In field comparisons, formulation of P as urea phosphate gave similar results to
conventional granular superphosphate in terms of grain yield, recovery of P by the
crop and grain quality, regardless of soil type. This was supported by the results
from the greenhouse experiment.
In field comparisons of the main soil-applied liquid Flex source of N, i.e. N24
(urea with the addition of a standard level of acid and metal salts) with
conventional N formulations, N24 gave poorer performance than CAN and
granular urea in warm dry conditions due to insufficient inhibition to substantially
reduce ammonia volatilisation. In wet conditions, the slow release of N from
inhibited urea may have reduced the potential loss from leaching or denitrification,
and led to a better performance than CAN or urea. The additional product of the Flex system, i.e. liquid Flex urea - N18 (urea with
the addition of metal salts), applied as a foliar spray, was no more efficient than
liquid urea as a late N source. The Flex urea had the disadvantage that it gave
higher scorch levels than conventional liquid urea. When flag leaf scorch was
excessive, grain yield was affected and quality suffered, with reduced grain and
hectolitre weights.
Where early application of P may have been critical to obtain maximum response,
the N that accompanied the early application of P as urea phosphate was most
likely lost through leaching.
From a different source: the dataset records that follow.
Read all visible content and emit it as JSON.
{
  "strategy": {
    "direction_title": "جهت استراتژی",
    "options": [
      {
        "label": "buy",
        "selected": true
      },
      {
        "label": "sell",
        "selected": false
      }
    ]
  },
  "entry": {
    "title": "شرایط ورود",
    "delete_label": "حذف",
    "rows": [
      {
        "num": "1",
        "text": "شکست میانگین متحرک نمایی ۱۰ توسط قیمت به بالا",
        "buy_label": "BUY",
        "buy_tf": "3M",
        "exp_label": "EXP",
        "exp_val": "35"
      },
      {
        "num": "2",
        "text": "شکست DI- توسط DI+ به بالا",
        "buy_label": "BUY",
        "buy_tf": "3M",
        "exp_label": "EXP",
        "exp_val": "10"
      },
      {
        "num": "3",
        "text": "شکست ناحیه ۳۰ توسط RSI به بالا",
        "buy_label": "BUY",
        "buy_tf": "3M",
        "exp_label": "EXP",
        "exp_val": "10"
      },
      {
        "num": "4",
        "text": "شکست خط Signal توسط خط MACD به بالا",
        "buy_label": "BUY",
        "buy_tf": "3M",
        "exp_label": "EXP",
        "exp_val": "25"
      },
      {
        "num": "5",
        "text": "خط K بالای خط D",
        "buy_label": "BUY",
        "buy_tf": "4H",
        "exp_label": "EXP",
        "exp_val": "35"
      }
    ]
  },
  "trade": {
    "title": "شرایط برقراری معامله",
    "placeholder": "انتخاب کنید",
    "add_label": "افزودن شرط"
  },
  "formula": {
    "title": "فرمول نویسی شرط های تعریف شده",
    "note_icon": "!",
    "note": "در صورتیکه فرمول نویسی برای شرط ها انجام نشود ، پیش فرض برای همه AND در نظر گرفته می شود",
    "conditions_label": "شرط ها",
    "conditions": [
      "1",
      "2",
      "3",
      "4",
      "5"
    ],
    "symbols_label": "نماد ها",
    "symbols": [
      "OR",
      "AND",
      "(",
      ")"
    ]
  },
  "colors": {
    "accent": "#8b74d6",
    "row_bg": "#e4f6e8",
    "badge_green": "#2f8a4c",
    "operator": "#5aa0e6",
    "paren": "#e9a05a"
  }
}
The application of large quantities of K in any one
application with the liquid system was restricted due to solubility problems, which
ultimately resulted in delayed application in soils with low K levels.
The Flex system does not lead to increased biological efficiency. However, as
farms get bigger and greater emphasis is placed on the reduction of water and air
pollution, the liquid Flex system may become attractive because of its practical
advantages in handling, storage and application and the ability to tailor-make
specific formulations for given crop requirements.